HCF of 469, 810, 83 is 1 the largest number which exactly divides all the numbers i.e. where the remainder is zero. Let us get into the working of this example.
Consider we have numbers 469, 810, 83 and we need to find the HCF of these numbers. To do so, we need to choose the largest integer first and then as per Euclid's Division Lemma a = bq + r where 0 ≤ r ≤ b
Highest common factor (HCF) of 469, 810, 83 is 1.
HCF(469, 810, 83) = 1
HCF of 469, 810, 83 using Euclid's algorithm
Highest common factor or Highest common divisor (hcd) can be calculated by Euclid's algotithm.
Highest common factor (HCF) of 469, 810, 83 is 1.
Highest Common Factor of 469,810,83 is 1
Step 1: Since 810 > 469, we apply the division lemma to 810 and 469, to get
810 = 469 x 1 + 341
Step 2: Since the reminder 469 ≠ 0, we apply division lemma to 341 and 469, to get
469 = 341 x 1 + 128
Step 3: We consider the new divisor 341 and the new remainder 128, and apply the division lemma to get
341 = 128 x 2 + 85
We consider the new divisor 128 and the new remainder 85,and apply the division lemma to get
128 = 85 x 1 + 43
We consider the new divisor 85 and the new remainder 43,and apply the division lemma to get
85 = 43 x 1 + 42
We consider the new divisor 43 and the new remainder 42,and apply the division lemma to get
43 = 42 x 1 + 1
We consider the new divisor 42 and the new remainder 1,and apply the division lemma to get
42 = 1 x 42 + 0
The remainder has now become zero, so our procedure stops. Since the divisor at this stage is 1, the HCF of 469 and 810 is 1
Notice that 1 = HCF(42,1) = HCF(43,42) = HCF(85,43) = HCF(128,85) = HCF(341,128) = HCF(469,341) = HCF(810,469) .
We can take hcf of as 1st numbers and next number as another number to apply in Euclidean lemma
Step 1: Since 83 > 1, we apply the division lemma to 83 and 1, to get
83 = 1 x 83 + 0
The remainder has now become zero, so our procedure stops. Since the divisor at this stage is 1, the HCF of 1 and 83 is 1
Notice that 1 = HCF(83,1) .
HCF using Euclid's Algorithm Calculation Examples
Here are some samples of HCF using Euclid's Algorithm calculations.
Frequently Asked Questions on HCF of 469, 810, 83 using Euclid's Algorithm
1. What is the Euclid division algorithm?

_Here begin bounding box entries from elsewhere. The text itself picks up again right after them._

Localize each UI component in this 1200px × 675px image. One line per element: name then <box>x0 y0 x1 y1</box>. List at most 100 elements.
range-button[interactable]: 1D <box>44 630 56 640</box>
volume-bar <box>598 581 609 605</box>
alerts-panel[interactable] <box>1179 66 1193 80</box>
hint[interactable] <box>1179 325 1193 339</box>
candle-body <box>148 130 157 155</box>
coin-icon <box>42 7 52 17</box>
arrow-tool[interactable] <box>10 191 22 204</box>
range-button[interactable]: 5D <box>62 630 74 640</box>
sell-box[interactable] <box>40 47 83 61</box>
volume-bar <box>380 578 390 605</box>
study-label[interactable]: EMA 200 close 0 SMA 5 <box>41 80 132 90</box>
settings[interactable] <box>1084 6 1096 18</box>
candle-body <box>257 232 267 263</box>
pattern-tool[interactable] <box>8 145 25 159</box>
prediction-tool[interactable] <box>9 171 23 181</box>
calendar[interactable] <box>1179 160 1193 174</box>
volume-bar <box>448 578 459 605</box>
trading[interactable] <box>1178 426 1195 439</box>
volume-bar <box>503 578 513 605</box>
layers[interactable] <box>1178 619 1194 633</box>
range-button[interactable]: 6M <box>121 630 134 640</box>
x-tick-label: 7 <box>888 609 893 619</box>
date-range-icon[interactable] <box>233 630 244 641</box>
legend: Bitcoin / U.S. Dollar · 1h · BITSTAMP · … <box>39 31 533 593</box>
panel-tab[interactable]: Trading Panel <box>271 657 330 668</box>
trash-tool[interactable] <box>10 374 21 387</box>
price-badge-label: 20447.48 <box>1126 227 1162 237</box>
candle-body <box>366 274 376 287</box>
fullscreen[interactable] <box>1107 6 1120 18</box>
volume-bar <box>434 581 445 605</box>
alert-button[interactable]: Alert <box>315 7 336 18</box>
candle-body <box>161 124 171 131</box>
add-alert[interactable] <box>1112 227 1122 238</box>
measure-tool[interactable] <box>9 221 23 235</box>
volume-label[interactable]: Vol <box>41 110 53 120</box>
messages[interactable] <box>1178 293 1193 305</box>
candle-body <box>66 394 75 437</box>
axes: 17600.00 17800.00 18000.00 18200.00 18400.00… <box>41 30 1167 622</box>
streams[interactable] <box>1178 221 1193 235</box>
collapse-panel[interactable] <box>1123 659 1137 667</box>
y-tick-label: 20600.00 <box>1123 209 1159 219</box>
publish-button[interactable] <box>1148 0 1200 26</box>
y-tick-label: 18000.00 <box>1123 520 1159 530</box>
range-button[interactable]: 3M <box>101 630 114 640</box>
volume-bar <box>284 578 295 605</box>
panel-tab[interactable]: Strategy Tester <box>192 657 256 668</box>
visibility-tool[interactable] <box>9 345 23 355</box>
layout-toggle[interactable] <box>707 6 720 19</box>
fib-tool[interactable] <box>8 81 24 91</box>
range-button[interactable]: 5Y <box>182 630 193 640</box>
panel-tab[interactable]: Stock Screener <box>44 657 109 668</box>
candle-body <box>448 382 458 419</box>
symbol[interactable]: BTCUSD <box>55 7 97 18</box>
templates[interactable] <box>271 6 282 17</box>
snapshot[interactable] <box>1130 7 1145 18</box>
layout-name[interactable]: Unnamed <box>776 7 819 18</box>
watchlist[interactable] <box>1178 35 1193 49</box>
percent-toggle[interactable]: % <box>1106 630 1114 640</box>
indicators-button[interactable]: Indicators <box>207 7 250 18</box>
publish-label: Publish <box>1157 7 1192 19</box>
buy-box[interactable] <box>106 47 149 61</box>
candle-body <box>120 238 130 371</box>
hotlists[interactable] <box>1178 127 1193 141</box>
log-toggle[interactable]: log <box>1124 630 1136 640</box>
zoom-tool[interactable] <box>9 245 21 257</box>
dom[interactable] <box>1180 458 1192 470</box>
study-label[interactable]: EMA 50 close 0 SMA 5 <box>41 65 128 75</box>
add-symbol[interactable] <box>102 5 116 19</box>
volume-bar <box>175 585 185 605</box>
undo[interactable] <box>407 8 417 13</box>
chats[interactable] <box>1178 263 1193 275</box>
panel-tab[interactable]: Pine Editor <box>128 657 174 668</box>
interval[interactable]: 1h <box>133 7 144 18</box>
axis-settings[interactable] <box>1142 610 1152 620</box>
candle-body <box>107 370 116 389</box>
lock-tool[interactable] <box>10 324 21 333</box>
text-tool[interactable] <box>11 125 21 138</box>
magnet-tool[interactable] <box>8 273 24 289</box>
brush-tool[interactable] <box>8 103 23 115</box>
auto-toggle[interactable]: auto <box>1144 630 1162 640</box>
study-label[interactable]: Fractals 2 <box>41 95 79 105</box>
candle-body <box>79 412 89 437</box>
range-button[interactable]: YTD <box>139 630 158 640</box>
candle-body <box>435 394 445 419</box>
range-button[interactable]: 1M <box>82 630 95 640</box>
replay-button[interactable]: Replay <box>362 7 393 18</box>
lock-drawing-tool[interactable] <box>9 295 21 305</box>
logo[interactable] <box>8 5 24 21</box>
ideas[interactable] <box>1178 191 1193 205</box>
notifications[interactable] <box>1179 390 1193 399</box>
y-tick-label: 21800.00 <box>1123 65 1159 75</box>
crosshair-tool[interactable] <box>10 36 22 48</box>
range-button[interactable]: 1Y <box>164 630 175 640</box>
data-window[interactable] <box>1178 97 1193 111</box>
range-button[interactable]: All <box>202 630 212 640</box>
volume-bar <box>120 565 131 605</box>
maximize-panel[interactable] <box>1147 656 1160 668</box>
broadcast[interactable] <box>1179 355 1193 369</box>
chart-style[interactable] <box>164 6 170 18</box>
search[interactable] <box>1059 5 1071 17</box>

Answer: Euclid's Division Algorithm is a technique to compute the Highest Common Factor (HCF) of given positive integers.
2. what is the HCF of 469, 810, 83?
Answer: HCF of 469, 810, 83 is 1 the largest number that divides all the numbers leaving a remainder zero.
3. How to find HCF of 469, 810, 83 using Euclid's Algorithm?
Answer: For arbitrary numbers 469, 810, 83 apply Euclid’s Division Lemma in succession until you obtain a remainder zero. HCF is the remainder in the last but one step.